False: The user is expected to have added a host certificate to the Java truststore with a default host alias on the generated .crt file.

dsxhi_install.conf.template.SPECTRUM

Property Examples
Mandatory or Optional
dsxhi_license_acceptance= dsxhi_license_acceptance=A
Optional
Specify 'A' or 'a' for accepting the license.
Specify 'R' or 'r' for rejecting the license. If the property is empty, the user is prompted during the installation.
dsxhi_serviceuser=
dsxhi_serviceuser_group=
Mandatory
Specify the username and group of the user (dsxhi service user) running the dsxhi service.
cluster_manager_url=
cluster_admin=
cluster_manager_url=https://cluster:8643/platform/rest/conductor/v1
cluster_admin=Admin
Mandatory
The cluster_manager_url parameter is set to the conductor rest endpoint. The endpoint is used to allow remote system to connect to conductor for administration purposes. The admin info is used only on install time or to create a base JEG environment.
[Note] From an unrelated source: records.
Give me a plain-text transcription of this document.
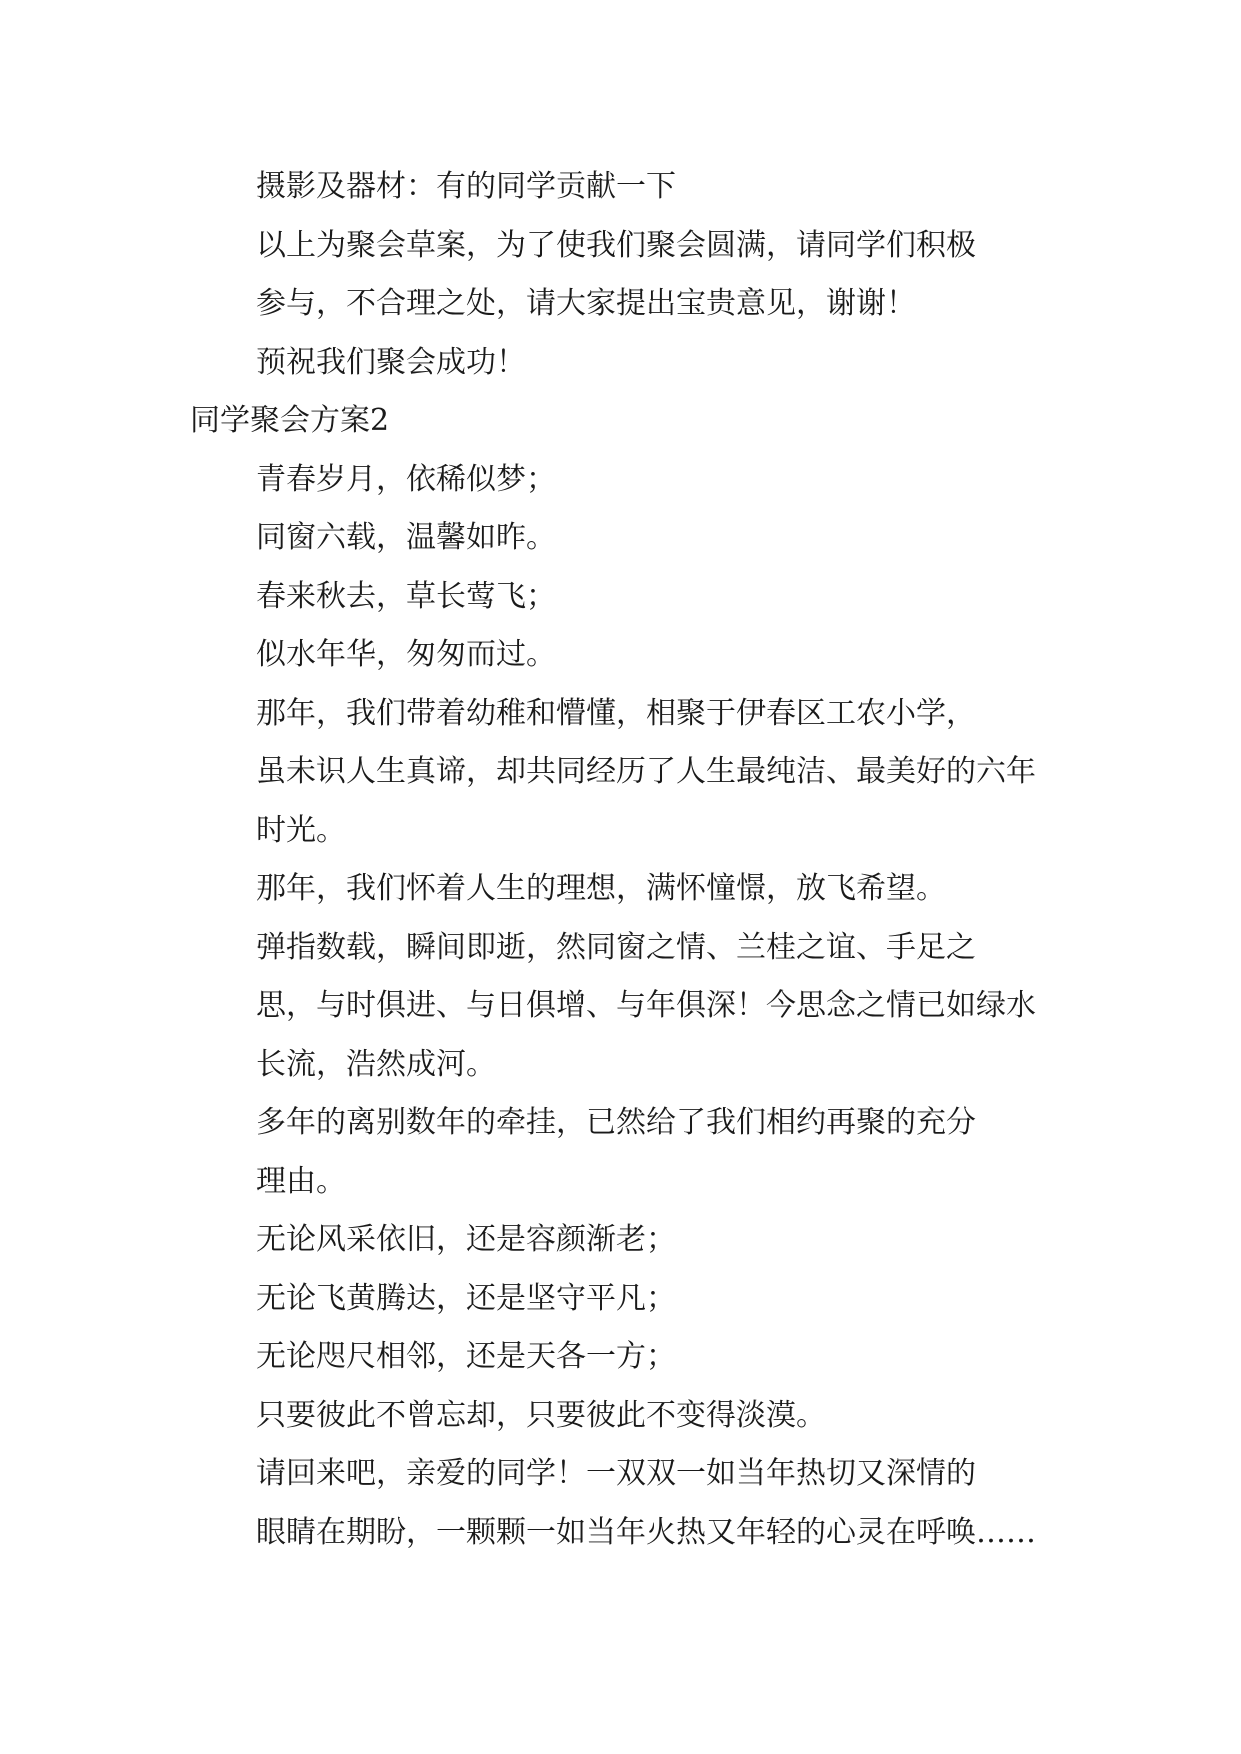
摄影及器材：有的同学贡献一下

以上为聚会草案，为了使我们聚会圆满，请同学们积极
参与，不合理之处，请大家提出宝贵意见，谢谢！

预祝我们聚会成功！

同学聚会方案2

青春岁月，依稀似梦；

同窗六载，温馨如昨。

春来秋去，草长莺飞；

似水年华，匆匆而过。

那年，我们带着幼稚和懵懂，相聚于伊春区工农小学，
虽未识人生真谛，却共同经历了人生最纯洁、最美好的六年
时光。

那年，我们怀着人生的理想，满怀憧憬，放飞希望。

弹指数载，瞬间即逝，然同窗之情、兰桂之谊、手足之
思，与时俱进、与日俱增、与年俱深！今思念之情已如绿水
长流，浩然成河。

多年的离别数年的牵挂，已然给了我们相约再聚的充分
理由。

无论风采依旧，还是容颜渐老；

无论飞黄腾达，还是坚守平凡；

无论咫尺相邻，还是天各一方；

只要彼此不曾忘却，只要彼此不变得淡漠。

请回来吧，亲爱的同学！一双双一如当年热切又深情的
眼睛在期盼，一颗颗一如当年火热又年轻的心灵在呼唤……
conductor_secure_curl_options= conductor_secure_curl_options=--cacert /opt/ibm/spectrumcomputingMain/wlp/usr/shared/resources/security/cacert.pem
Mandatory
Specify the curl options that is needed to connect to the conductor endpoint.
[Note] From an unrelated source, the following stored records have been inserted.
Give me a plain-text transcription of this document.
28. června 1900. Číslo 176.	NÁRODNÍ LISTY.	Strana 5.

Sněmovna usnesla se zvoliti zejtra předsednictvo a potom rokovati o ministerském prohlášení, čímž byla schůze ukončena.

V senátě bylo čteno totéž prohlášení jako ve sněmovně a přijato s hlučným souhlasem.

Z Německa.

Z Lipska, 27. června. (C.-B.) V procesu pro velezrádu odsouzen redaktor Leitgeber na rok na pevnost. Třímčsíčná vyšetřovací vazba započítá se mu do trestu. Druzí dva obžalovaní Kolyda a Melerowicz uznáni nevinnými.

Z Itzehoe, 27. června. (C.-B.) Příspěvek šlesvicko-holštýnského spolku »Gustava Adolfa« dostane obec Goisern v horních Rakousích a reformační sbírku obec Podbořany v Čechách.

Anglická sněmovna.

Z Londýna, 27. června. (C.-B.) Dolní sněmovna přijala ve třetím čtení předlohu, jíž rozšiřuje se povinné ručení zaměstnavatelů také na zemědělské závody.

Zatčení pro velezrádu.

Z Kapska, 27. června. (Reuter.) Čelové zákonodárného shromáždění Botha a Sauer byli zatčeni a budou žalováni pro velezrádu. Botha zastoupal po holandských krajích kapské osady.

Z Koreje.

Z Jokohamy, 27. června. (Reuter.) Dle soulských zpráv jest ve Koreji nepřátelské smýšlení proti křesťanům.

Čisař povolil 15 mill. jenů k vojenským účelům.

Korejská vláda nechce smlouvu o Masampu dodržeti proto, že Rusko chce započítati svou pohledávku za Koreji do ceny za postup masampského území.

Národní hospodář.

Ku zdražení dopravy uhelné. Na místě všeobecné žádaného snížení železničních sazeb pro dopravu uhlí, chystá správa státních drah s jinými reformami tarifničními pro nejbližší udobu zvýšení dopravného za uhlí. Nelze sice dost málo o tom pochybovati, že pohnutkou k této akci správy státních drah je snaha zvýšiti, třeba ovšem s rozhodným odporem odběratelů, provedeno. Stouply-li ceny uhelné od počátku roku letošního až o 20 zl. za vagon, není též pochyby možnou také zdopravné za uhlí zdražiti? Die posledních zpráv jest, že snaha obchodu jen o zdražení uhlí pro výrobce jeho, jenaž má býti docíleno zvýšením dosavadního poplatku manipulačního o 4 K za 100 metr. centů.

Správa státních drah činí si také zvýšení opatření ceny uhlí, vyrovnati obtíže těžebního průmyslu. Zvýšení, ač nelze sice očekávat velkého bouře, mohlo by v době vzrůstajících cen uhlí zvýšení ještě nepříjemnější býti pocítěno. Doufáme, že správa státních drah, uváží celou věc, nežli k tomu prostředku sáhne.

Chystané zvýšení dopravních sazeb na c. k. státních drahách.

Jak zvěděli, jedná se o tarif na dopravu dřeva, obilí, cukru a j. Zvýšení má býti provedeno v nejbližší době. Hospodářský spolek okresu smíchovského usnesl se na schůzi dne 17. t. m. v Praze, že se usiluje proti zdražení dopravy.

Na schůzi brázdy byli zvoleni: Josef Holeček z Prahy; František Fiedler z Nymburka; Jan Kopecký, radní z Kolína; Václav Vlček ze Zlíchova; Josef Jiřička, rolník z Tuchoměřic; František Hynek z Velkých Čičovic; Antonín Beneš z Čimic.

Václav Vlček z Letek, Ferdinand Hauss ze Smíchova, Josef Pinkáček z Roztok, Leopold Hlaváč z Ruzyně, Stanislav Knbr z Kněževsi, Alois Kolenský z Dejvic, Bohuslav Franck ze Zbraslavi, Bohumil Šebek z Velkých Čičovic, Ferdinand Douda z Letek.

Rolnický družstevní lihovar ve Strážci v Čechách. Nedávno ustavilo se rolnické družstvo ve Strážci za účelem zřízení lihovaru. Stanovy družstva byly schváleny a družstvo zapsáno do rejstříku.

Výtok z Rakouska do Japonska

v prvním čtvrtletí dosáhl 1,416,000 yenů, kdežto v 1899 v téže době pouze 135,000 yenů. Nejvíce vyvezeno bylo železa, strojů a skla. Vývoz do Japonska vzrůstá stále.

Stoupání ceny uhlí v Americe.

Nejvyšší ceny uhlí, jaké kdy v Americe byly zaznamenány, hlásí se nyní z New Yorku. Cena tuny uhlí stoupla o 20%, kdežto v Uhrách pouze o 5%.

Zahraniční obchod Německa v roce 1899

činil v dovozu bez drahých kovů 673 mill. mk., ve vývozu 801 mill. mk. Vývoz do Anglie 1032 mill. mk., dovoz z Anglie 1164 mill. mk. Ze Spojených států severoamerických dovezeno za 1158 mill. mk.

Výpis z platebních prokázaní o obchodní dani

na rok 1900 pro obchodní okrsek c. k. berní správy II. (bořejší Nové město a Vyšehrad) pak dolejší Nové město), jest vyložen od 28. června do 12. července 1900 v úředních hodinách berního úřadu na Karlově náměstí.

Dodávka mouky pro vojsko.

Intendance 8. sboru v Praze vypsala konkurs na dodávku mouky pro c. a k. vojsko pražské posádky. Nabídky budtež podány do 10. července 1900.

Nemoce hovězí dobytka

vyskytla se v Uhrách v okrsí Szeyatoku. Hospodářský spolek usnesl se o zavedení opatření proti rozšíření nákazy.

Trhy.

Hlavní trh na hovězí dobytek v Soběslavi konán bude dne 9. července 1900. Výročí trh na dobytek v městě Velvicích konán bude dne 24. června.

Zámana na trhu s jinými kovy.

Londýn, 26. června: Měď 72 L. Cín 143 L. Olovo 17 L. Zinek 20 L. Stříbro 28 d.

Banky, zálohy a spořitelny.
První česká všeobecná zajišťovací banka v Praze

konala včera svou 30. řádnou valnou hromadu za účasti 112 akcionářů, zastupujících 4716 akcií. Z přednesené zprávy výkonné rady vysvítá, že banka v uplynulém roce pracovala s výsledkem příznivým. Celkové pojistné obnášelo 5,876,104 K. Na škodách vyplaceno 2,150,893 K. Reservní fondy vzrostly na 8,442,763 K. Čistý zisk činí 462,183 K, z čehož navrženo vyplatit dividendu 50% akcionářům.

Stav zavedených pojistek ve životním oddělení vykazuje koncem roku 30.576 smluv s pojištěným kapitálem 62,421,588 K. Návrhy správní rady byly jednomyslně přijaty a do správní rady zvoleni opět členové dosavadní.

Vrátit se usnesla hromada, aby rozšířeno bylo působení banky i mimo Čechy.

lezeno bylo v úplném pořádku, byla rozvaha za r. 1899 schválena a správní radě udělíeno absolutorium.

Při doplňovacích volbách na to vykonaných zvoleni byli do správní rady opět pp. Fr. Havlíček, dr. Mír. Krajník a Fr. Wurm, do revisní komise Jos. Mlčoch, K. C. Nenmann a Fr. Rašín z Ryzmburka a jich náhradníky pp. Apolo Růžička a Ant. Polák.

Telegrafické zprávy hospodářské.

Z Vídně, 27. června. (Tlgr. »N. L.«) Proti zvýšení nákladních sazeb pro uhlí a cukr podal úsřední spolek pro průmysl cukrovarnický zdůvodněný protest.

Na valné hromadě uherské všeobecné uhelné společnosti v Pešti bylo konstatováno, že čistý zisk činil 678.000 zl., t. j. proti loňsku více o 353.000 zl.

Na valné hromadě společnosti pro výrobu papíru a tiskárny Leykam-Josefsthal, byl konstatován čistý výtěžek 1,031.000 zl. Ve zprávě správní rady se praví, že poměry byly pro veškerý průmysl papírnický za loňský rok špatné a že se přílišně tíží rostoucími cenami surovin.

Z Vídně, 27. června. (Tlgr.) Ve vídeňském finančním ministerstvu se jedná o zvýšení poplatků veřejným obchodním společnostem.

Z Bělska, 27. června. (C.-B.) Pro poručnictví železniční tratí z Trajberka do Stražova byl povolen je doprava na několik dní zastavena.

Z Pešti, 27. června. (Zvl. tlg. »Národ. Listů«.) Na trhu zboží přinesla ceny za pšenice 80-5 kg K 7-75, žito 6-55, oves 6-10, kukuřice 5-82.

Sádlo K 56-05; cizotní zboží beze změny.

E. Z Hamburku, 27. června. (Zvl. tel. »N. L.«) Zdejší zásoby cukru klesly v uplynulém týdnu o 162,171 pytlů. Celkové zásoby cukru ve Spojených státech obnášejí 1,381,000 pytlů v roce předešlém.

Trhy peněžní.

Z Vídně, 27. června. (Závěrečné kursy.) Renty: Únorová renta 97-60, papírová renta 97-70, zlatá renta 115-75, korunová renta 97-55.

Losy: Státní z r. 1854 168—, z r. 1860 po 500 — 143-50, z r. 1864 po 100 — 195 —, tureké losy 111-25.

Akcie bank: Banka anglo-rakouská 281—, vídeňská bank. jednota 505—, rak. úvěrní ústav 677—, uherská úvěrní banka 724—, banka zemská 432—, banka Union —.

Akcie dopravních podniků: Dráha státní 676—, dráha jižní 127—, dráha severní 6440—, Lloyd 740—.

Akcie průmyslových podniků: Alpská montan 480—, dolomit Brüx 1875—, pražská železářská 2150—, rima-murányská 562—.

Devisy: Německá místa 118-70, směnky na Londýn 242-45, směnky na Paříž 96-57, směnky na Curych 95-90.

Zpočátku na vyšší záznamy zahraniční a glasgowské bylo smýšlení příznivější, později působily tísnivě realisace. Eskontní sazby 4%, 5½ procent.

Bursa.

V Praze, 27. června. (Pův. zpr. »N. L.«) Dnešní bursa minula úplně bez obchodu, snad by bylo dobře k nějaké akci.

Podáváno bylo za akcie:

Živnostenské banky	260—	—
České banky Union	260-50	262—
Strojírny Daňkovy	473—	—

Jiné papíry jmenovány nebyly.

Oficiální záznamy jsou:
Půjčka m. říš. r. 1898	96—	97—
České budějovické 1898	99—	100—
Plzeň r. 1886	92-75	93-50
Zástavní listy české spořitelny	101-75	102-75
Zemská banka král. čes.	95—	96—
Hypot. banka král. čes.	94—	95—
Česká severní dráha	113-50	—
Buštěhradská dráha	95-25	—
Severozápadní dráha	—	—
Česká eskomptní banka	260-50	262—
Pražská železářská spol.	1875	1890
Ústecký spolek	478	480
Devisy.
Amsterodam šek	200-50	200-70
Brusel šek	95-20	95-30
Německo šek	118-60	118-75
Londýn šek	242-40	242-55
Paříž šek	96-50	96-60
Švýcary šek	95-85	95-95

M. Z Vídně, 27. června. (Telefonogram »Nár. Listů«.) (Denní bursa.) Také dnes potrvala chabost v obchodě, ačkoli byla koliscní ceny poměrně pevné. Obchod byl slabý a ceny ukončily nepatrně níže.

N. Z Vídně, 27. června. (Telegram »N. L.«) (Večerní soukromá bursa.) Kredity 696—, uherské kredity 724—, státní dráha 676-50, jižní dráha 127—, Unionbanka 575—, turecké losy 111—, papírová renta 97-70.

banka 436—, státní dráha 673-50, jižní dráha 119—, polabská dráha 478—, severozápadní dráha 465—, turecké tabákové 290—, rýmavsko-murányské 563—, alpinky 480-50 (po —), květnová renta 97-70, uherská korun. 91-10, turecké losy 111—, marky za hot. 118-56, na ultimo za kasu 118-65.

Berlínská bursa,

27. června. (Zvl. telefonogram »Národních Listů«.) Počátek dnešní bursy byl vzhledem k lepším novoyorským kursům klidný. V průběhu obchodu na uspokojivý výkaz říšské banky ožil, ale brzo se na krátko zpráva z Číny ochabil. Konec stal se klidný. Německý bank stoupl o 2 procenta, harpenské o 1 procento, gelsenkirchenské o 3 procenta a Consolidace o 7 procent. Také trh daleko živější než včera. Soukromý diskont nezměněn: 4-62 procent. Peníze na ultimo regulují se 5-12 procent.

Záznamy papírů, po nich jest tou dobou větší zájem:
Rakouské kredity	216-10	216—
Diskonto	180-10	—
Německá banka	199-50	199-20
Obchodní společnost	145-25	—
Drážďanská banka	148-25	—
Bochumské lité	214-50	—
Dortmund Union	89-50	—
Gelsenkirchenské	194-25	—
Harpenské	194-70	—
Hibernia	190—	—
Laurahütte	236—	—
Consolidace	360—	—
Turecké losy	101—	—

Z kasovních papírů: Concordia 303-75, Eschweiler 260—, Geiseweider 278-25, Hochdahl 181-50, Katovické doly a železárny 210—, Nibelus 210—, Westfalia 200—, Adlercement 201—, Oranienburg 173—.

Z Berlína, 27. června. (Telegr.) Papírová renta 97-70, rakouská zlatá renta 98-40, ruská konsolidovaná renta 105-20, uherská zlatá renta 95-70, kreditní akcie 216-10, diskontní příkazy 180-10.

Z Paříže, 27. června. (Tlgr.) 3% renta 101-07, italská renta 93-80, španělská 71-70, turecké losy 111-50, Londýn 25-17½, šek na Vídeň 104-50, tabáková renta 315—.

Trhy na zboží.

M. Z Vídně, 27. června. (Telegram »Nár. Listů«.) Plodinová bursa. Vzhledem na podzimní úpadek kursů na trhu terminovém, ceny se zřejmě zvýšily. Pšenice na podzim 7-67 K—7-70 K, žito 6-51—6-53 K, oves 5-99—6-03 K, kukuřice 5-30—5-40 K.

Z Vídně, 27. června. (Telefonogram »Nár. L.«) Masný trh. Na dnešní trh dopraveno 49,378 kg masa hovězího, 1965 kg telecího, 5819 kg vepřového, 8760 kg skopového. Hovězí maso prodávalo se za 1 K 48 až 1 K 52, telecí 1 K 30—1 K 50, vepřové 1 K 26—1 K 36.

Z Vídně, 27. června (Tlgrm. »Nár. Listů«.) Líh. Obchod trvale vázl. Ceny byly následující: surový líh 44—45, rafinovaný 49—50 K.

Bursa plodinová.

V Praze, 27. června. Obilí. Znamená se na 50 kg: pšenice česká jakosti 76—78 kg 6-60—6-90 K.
conductor_endpoint_ha_list= conductor_endpoint_ha_list=host1,host2
Mandatory
Specify a comma-separated list of master candidate fail-over hosts that is used in case the current defined cluster manager URL is not available.
conductor_anaconda_inst_uuid= conductor_anaconda_inst_uuid=22aba77e-dd61-4cb7-a0fa-48af603125ae
Mandatory
Specify a comma-separated list for the Anaconda instance in which the Watson Studio environments are created in.
dsxhi_gateway_port= dsxhi_gateway_port=8443
Mandatory
Specify the port number for the dsxhi gateway service. This port should be accessible externally.
dsxhi_rest_port= dsxhi_rest_port=8082
Mandatory
Specify the port number for the dsxhi rest service.
exposed_hadoop_services= exposed_hadoop_services=jeg
Spectrum only supports JEG.
dsxhi_jeg_port= dsxhi_jeg_port=8888
Mandatory
Specify the port number for the dsxhi JEG service.
known_dsx_list= known_dsx_list=https://dsxlcluster1.ibm.com,https://dsxlcluster2.ibm.com:31843
Optional
Specify the list of URL for the dsx local clusters that will register this dsxhi service. The URL should include the port number if necessary.
systemctl_enable= systemctl_enable=False
Optional
Specify True or true to systemctl enable dsxhi.
custom_jks= Optional
The custom jks is provided by the user. It's used for gateway, JEG, and web services. If it's provided, dsxhi generates the required .crt file to add to the java truststore. If it's not provided, dsxhi generates a .jks and successively generates a .crt to add to the java truststore.
dsxhi_cacert= Optional
The custom CACERT is provided by the user. If it's not provided, dsxhi attempts to detect the default CACERT on the system.
add_certs_to_truststore= add_certs_to_truststore=True
Optional
Option to allow dsxhi to add certs to the truststore.
True (default): Allow dsxhi to add a host certificate to the Java truststore, on detected data nodes for gateway and web services.
False: The user is expected to have added a host certificate to the Java truststore with a default host alias on the generated .crt file.